Characteristic	Myxoma	Thrombi
Mean size, mm	33.0 ± 16.4	21.2 ± 7.3
Shape	Some polypoid, some villous	Polypoid, no villous
Origin	Fossa ovalis, interatrial septum, posterior or lateral wall	Left atrial appendage, posterior or lateral wall
Mobility	More mobile	Less mobile
Prolapse	Prolapse	No prolapse

Also notable in this case was that work-up for hypercoagulability as a possible underlying etiology for neonatal atrial thrombus was largely negative. However, this particular neonate did have a mildly elevated homocysteine value of 18 µmol/L. Normal neonatal laboratory range for homocysteine is approximated from 2.5 to 12.5 µmol/L. The clinical significance of this mild elevation is unclear at this time; hematology deemed this value “equivocal” and recommended a follow-up homocysteine level.

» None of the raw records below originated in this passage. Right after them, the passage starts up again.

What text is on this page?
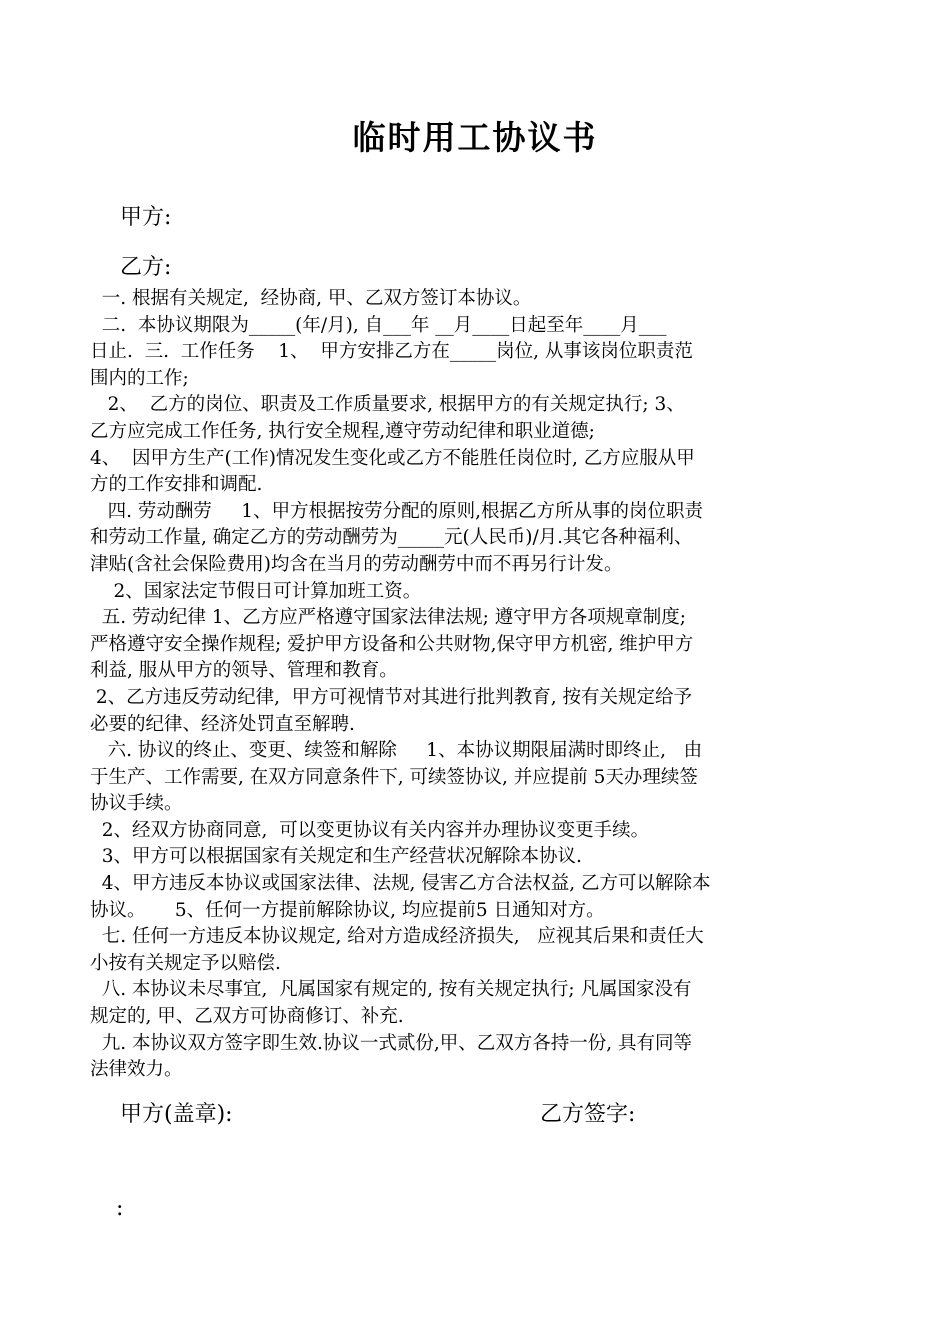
临时用工协议书
甲方:
乙方:
一. 根据有关规定,  经协商, 甲、乙双方签订本协议。
二.  本协议期限为_____(年/月), 自___年 __月____日起至年____月___
日止.  三.  工作任务    1、  甲方安排乙方在_____岗位, 从事该岗位职责范
围内的工作;
2、  乙方的岗位、职责及工作质量要求, 根据甲方的有关规定执行; 3、
乙方应完成工作任务, 执行安全规程,遵守劳动纪律和职业道德;
4、  因甲方生产(工作)情况发生变化或乙方不能胜任岗位时, 乙方应服从甲
方的工作安排和调配.
四. 劳动酬劳     1、甲方根据按劳分配的原则,根据乙方所从事的岗位职责
和劳动工作量, 确定乙方的劳动酬劳为_____元(人民币)/月.其它各种福利、
津贴(含社会保险费用)均含在当月的劳动酬劳中而不再另行计发。
2、国家法定节假日可计算加班工资。
五. 劳动纪律 1、乙方应严格遵守国家法律法规; 遵守甲方各项规章制度;
严格遵守安全操作规程; 爱护甲方设备和公共财物,保守甲方机密, 维护甲方
利益, 服从甲方的领导、管理和教育。
2、乙方违反劳动纪律,  甲方可视情节对其进行批判教育, 按有关规定给予
必要的纪律、经济处罚直至解聘.
六. 协议的终止、变更、续签和解除     1、本协议期限届满时即终止,   由
于生产、工作需要, 在双方同意条件下, 可续签协议, 并应提前 5天办理续签
协议手续。
2、经双方协商同意,  可以变更协议有关内容并办理协议变更手续。
3、甲方可以根据国家有关规定和生产经营状况解除本协议.
4、甲方违反本协议或国家法律、法规, 侵害乙方合法权益, 乙方可以解除本
协议。     5、任何一方提前解除协议, 均应提前5 日通知对方。
七. 任何一方违反本协议规定, 给对方造成经济损失,   应视其后果和责任大
小按有关规定予以赔偿.
八. 本协议未尽事宜,  凡属国家有规定的, 按有关规定执行; 凡属国家没有
规定的, 甲、乙双方可协商修订、补充.
九. 本协议双方签字即生效.协议一式贰份,甲、乙双方各持一份, 具有同等
法律效力。
甲方(盖章):	乙方签字:
:
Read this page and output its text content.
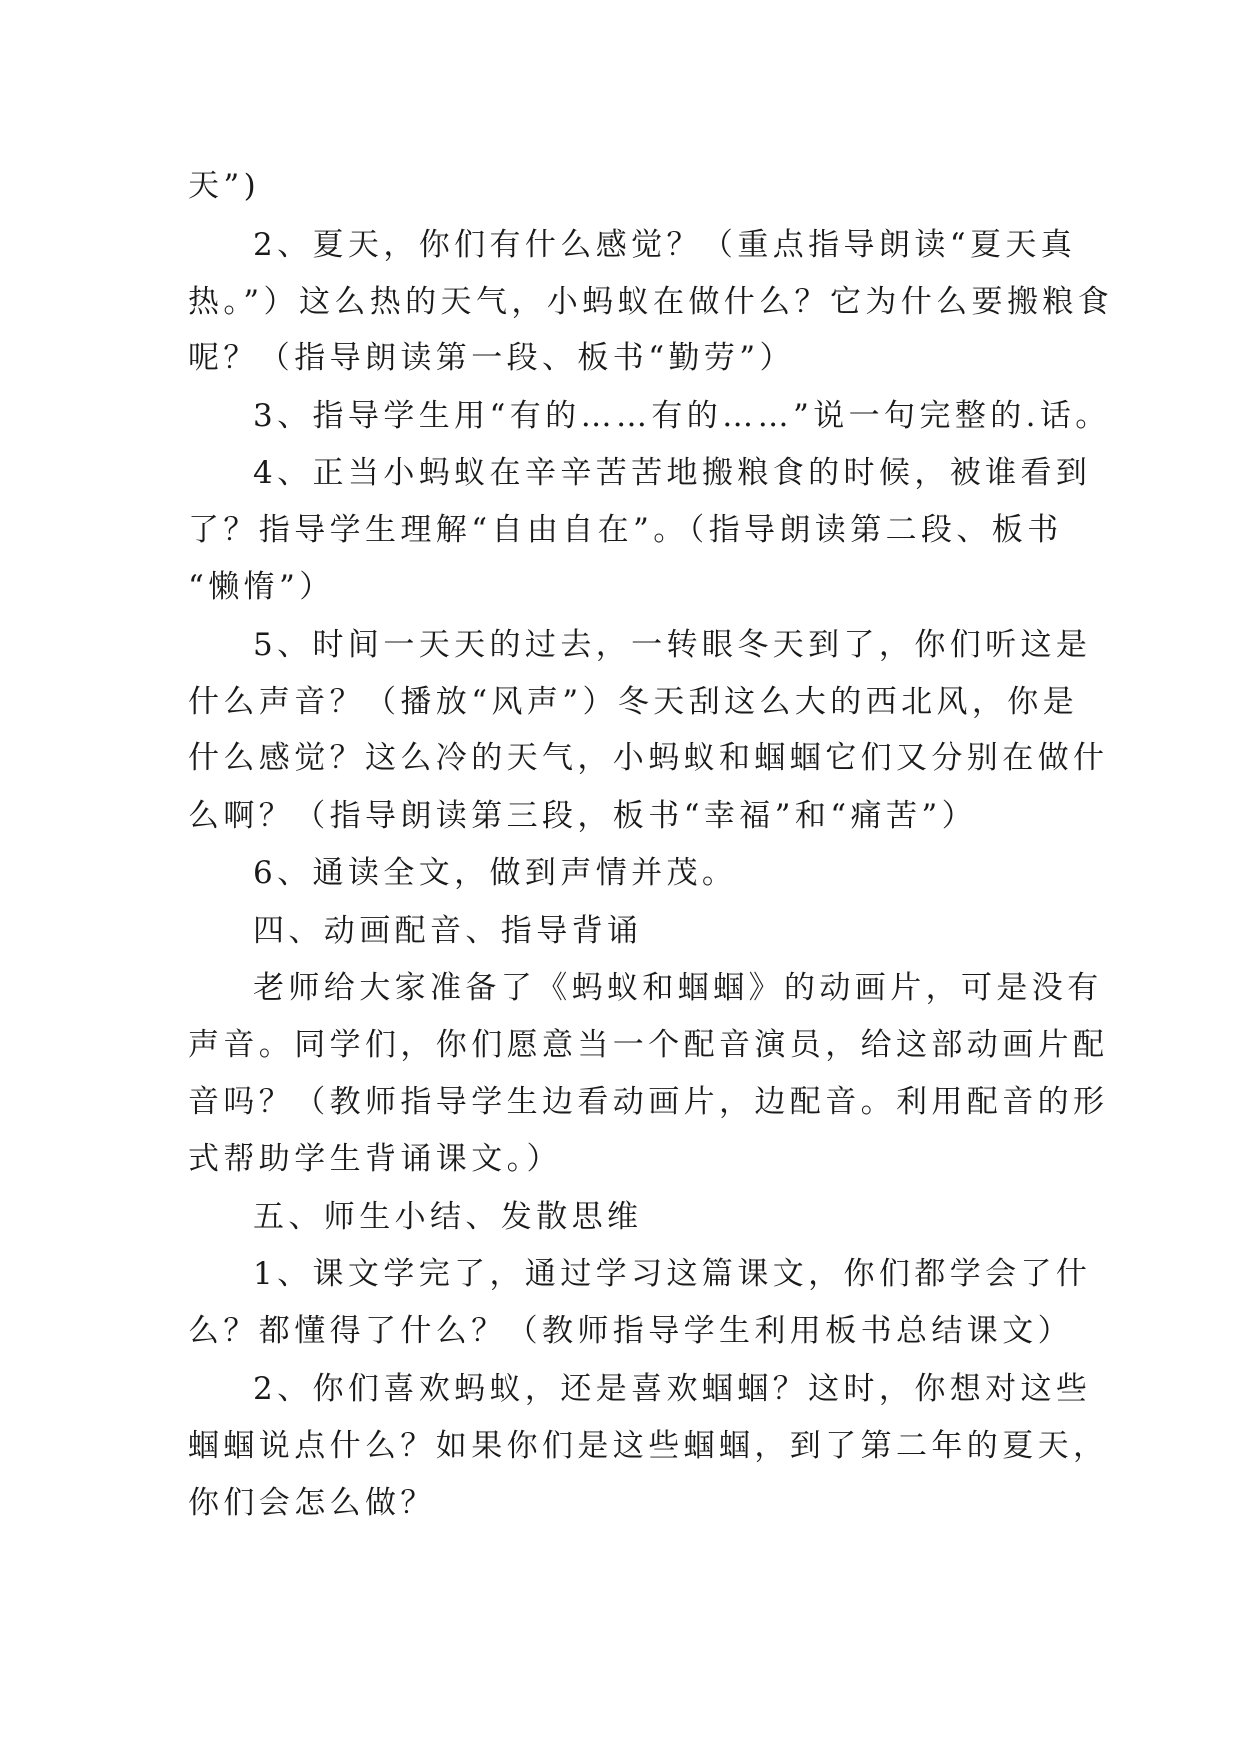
天”)
2、夏天，你们有什么感觉？（重点指导朗读“夏天真
热。”）这么热的天气，小蚂蚁在做什么？它为什么要搬粮食
呢？（指导朗读第一段、板书“勤劳”）
3、指导学生用“有的……有的……”说一句完整的.话。
4、正当小蚂蚁在辛辛苦苦地搬粮食的时候，被谁看到
了？指导学生理解“自由自在”。（指导朗读第二段、板书
“懒惰”）
5、时间一天天的过去，一转眼冬天到了，你们听这是
什么声音？（播放“风声”）冬天刮这么大的西北风，你是
什么感觉？这么冷的天气，小蚂蚁和蝈蝈它们又分别在做什
么啊？（指导朗读第三段，板书“幸福”和“痛苦”）
6、通读全文，做到声情并茂。
四、动画配音、指导背诵
老师给大家准备了《蚂蚁和蝈蝈》的动画片，可是没有
声音。同学们，你们愿意当一个配音演员，给这部动画片配
音吗？（教师指导学生边看动画片，边配音。利用配音的形
式帮助学生背诵课文。）
五、师生小结、发散思维
1、课文学完了，通过学习这篇课文，你们都学会了什
么？都懂得了什么？（教师指导学生利用板书总结课文）
2、你们喜欢蚂蚁，还是喜欢蝈蝈？这时，你想对这些
蝈蝈说点什么？如果你们是这些蝈蝈，到了第二年的夏天，
你们会怎么做？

Prior study performed by Kenet et al used a value of homocysteine > 15 µmol/L in their investigation of thrombophilia and neonatal complications, but they did not find any association between values deemed as “thrombophilic” and preterm infant complications.10

This report underscores the importance of identification, search for etiology, and prompt therapy to prevent potential catastrophic outcomes. In this case, heparin drip, cardiothoracic resection of the atrial mass followed by long-term aspirin therapy was effective and provided good outcome for this patient. Similar treatment in the hands of an experienced team may be of use for future patients who present in a similar manner.